Other companies already pioneered distributed system design so that I don't have to. It's not like I have to spend 10 years on researching a distributed system design before I can write a line of code.
Usually, if you can pay the costs upfront without losing speed, you should do that. I wouldn't pick a business model that forces me to do things at break-neck speed and thus accept a lot of mess. I understand that nothing can be slow in business, but I also don't want to sacrifice neatness to get break-neck speed that allows me to churn so fast I can run a company that loses money for years. I'd sacrifice initial speed to a degree in order to gain speed later. I believe I can maintain neatness and enough speed if I genuinely try hard.

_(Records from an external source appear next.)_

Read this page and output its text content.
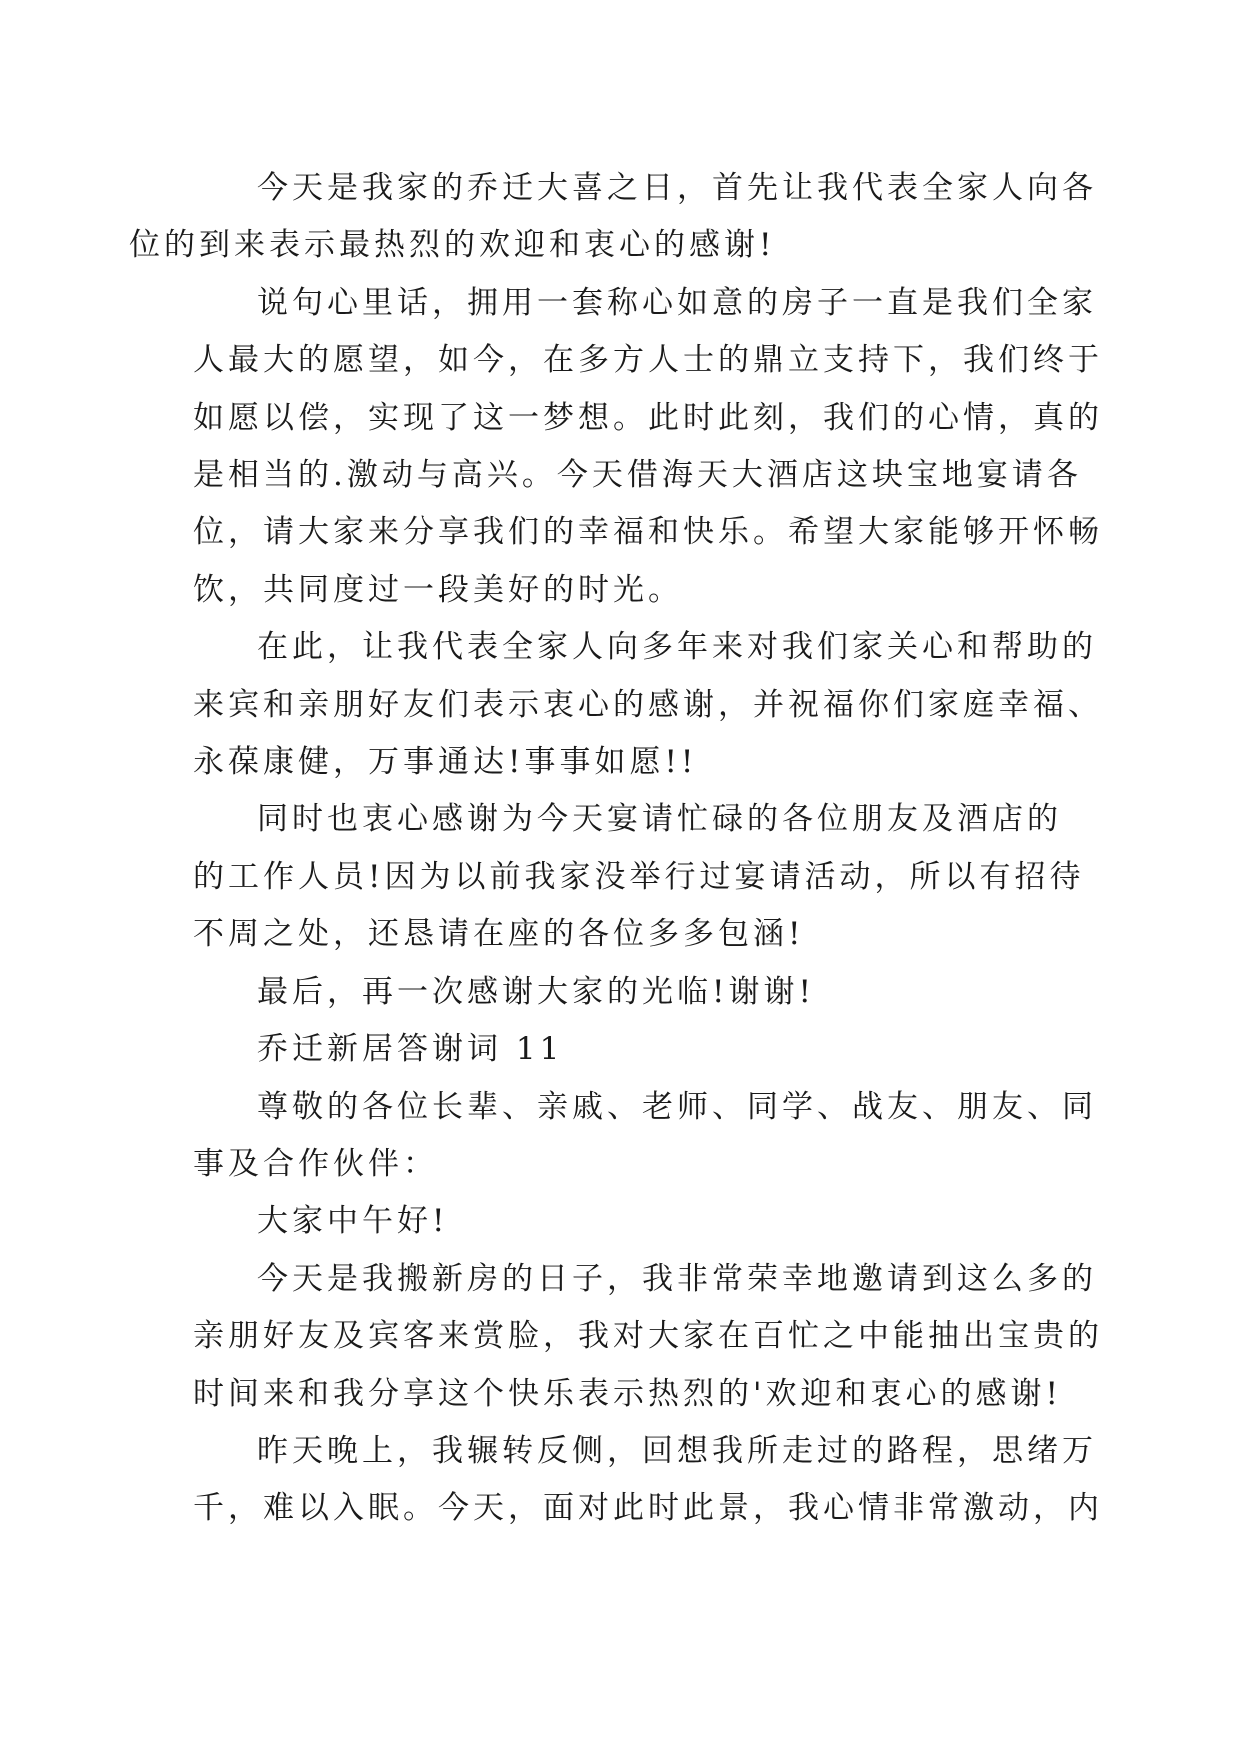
今天是我家的乔迁大喜之日，首先让我代表全家人向各
位的到来表示最热烈的欢迎和衷心的感谢!

说句心里话，拥用一套称心如意的房子一直是我们全家
人最大的愿望，如今，在多方人士的鼎立支持下，我们终于
如愿以偿，实现了这一梦想。此时此刻，我们的心情，真的
是相当的.激动与高兴。今天借海天大酒店这块宝地宴请各
位，请大家来分享我们的幸福和快乐。希望大家能够开怀畅
饮，共同度过一段美好的时光。

在此，让我代表全家人向多年来对我们家关心和帮助的
来宾和亲朋好友们表示衷心的感谢，并祝福你们家庭幸福、
永葆康健，万事通达!事事如愿!!

同时也衷心感谢为今天宴请忙碌的各位朋友及酒店的
的工作人员!因为以前我家没举行过宴请活动，所以有招待
不周之处，还恳请在座的各位多多包涵!

最后，再一次感谢大家的光临!谢谢!

乔迁新居答谢词 11

尊敬的各位长辈、亲戚、老师、同学、战友、朋友、同
事及合作伙伴：

大家中午好!

今天是我搬新房的日子，我非常荣幸地邀请到这么多的
亲朋好友及宾客来赏脸，我对大家在百忙之中能抽出宝贵的
时间来和我分享这个快乐表示热烈的'欢迎和衷心的感谢!

昨天晚上，我辗转反侧，回想我所走过的路程，思绪万
千，难以入眠。今天，面对此时此景，我心情非常激动，内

I fully aceept the fact that it's going to be harder to take on more initially, but if I postpone certain concerns, I will have to work harder later. I'd rather work harder now. I don't believe starting with a distributed design is going to hurt my company a lot or kill it. I'm a decent software engineer, and I can retain a person like me without paying too much. I believe any software engineer who is not stupid can learn distributed system design quickly if they are given the right learning materials. I'm not a super genius who can't be replaced.

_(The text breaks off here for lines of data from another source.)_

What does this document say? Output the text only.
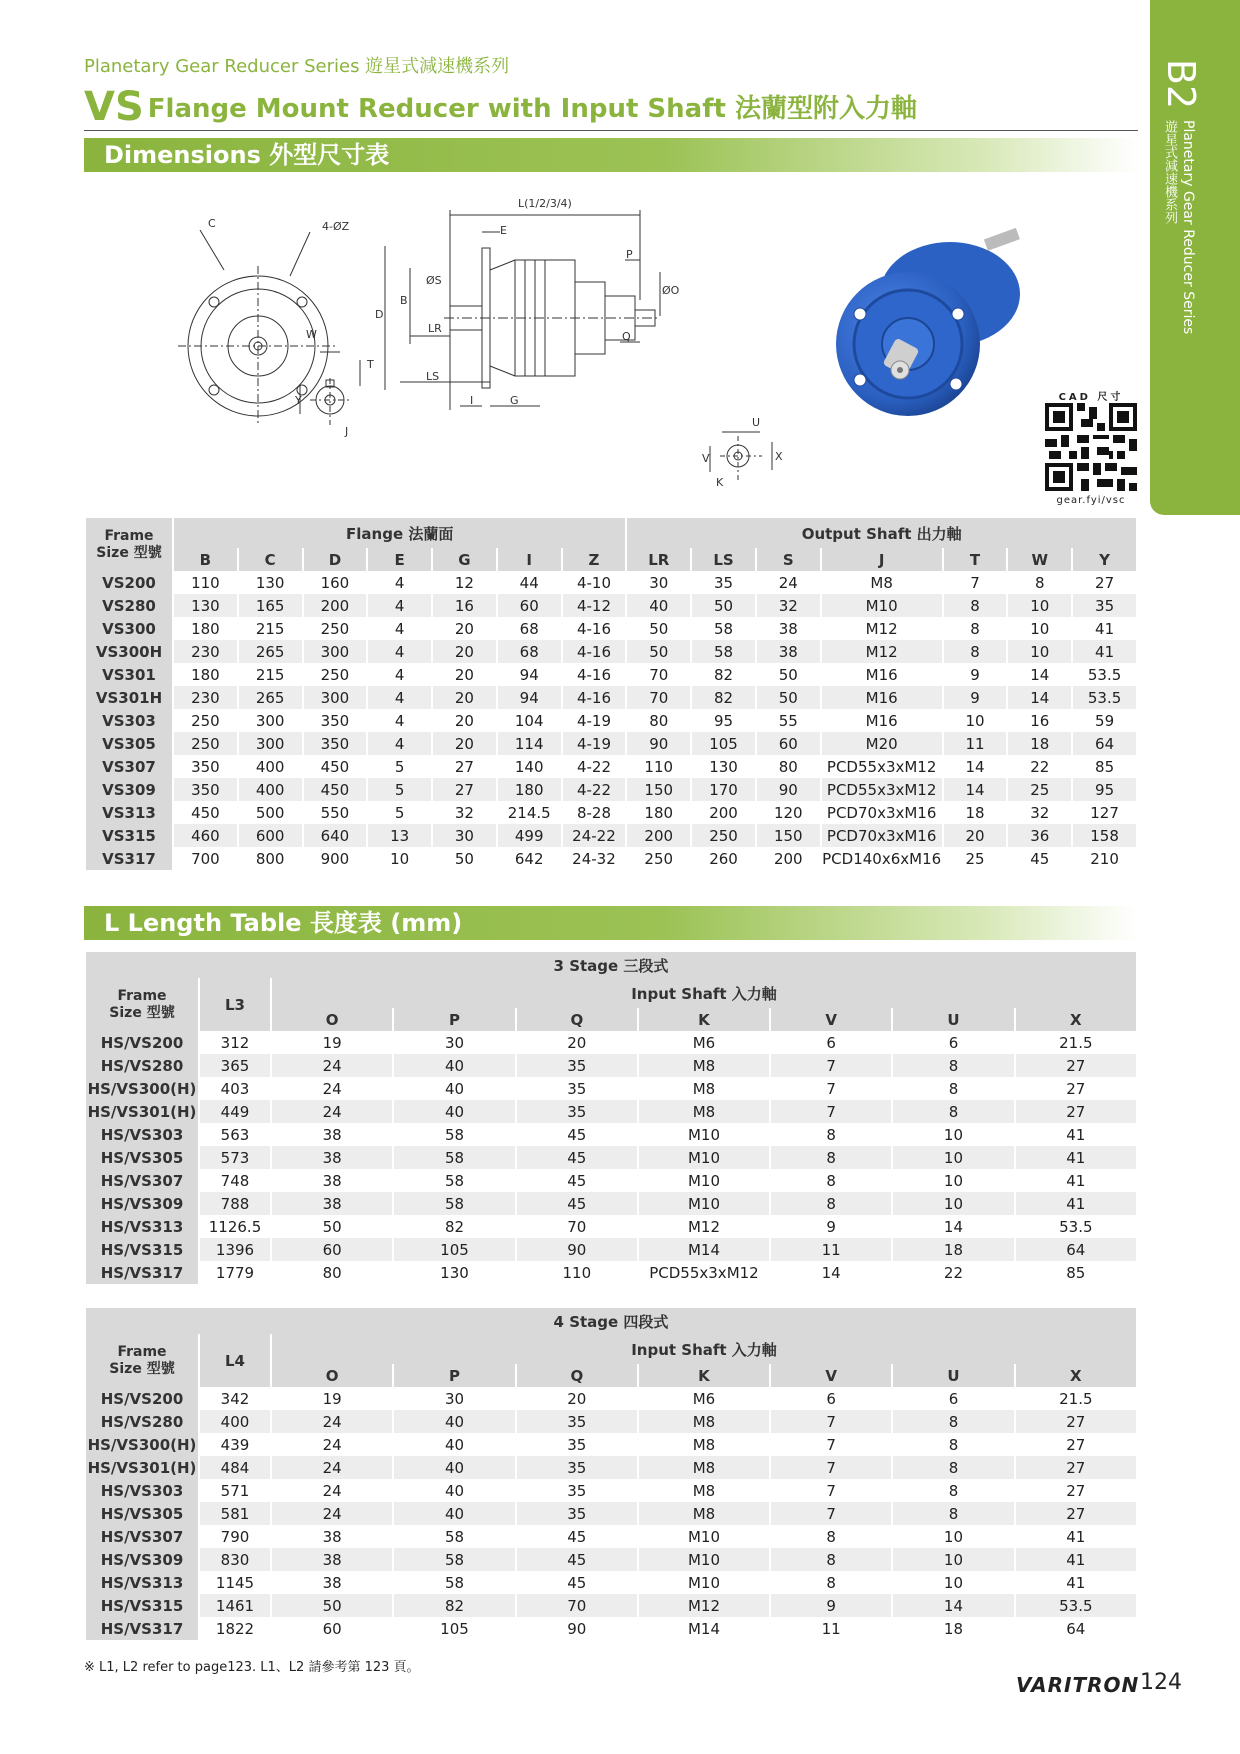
Planetary Gear Reducer Series 遊星式減速機系列
VS Flange Mount Reducer with Input Shaft 法蘭型附入力軸	B2
Planetary Gear Reducer Series
遊星式減速機系列
Dimensions 外型尺寸表
C	4-ØZ
W
T
Y
J
L(1/2/3/4)
E
D
B
ØS
LR
LS
I	G
P
ØO
Q
U
V	X
K
CAD 尺寸
gear.fyi/vsc
Frame Size 型號	Flange 法蘭面							Output Shaft 出力軸						
	B	C	D	E	G	I	Z	LR	LS	S	J	T	W	Y
VS200	110	130	160	4	12	44	4-10	30	35	24	M8	7	8	27
VS280	130	165	200	4	16	60	4-12	40	50	32	M10	8	10	35
VS300	180	215	250	4	20	68	4-16	50	58	38	M12	8	10	41
VS300H	230	265	300	4	20	68	4-16	50	58	38	M12	8	10	41
VS301	180	215	250	4	20	94	4-16	70	82	50	M16	9	14	53.5
VS301H	230	265	300	4	20	94	4-16	70	82	50	M16	9	14	53.5
VS303	250	300	350	4	20	104	4-19	80	95	55	M16	10	16	59
VS305	250	300	350	4	20	114	4-19	90	105	60	M20	11	18	64
VS307	350	400	450	5	27	140	4-22	110	130	80	PCD55x3xM12	14	22	85
VS309	350	400	450	5	27	180	4-22	150	170	90	PCD55x3xM12	14	25	95
VS313	450	500	550	5	32	214.5	8-28	180	200	120	PCD70x3xM16	18	32	127
VS315	460	600	640	13	30	499	24-22	200	250	150	PCD70x3xM16	20	36	158
VS317	700	800	900	10	50	642	24-32	250	260	200	PCD140x6xM16	25	45	210
L Length Table 長度表 (mm)
3 Stage 三段式								

Frame Size 型號	L3	Input Shaft 入力軸						
		O	P	Q	K	V	U	X
HS/VS200	312	19	30	20	M6	6	6	21.5
HS/VS280	365	24	40	35	M8	7	8	27
HS/VS300(H)	403	24	40	35	M8	7	8	27
HS/VS301(H)	449	24	40	35	M8	7	8	27
HS/VS303	563	38	58	45	M10	8	10	41
HS/VS305	573	38	58	45	M10	8	10	41
HS/VS307	748	38	58	45	M10	8	10	41
HS/VS309	788	38	58	45	M10	8	10	41
HS/VS313	1126.5	50	82	70	M12	9	14	53.5
HS/VS315	1396	60	105	90	M14	11	18	64
HS/VS317	1779	80	130	110	PCD55x3xM12	14	22	85
4 Stage 四段式								

Frame Size 型號	L4	Input Shaft 入力軸						
		O	P	Q	K	V	U	X
HS/VS200	342	19	30	20	M6	6	6	21.5
HS/VS280	400	24	40	35	M8	7	8	27
HS/VS300(H)	439	24	40	35	M8	7	8	27
HS/VS301(H)	484	24	40	35	M8	7	8	27
HS/VS303	571	24	40	35	M8	7	8	27
HS/VS305	581	24	40	35	M8	7	8	27
HS/VS307	790	38	58	45	M10	8	10	41
HS/VS309	830	38	58	45	M10	8	10	41
HS/VS313	1145	38	58	45	M10	8	10	41
HS/VS315	1461	50	82	70	M12	9	14	53.5
HS/VS317	1822	60	105	90	M14	11	18	64
※ L1, L2 refer to page123. L1、L2 請參考第 123 頁。
VARITRON 124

Usually, you have to deliver at break-neck speed because you have employees without any revenue or a deep financial reserve. If you are starting alone while you do a part-time job or spend your own fund, you still want to be fast, but you don't require breakneck speed in order to pay employees as soon as possible.
doojin|10 months ago
In my experience, horizontal scalability isn't difficult if you are actually a software engineer. Actually, I wouldn't hire any programmer who can't understand horizontal scalability quickly. I'm saying this as someone who's not particularly smart.
You don't have to implement everything in the early stages, but you have to know distributed design and implement some of it so that your software isn't hindered severely later when you actually need to implement more scalability techniques.
Definitely, learn distributed design, and implement it gradually over time. Don't paint yourself into a corner by implementing things that can't be scaled later.
For example, you don't have to deploy a load balancer from the beginning, but make sure your software can work with a load balancer later. That means stateless design. Stateful design can't work with a load balancer.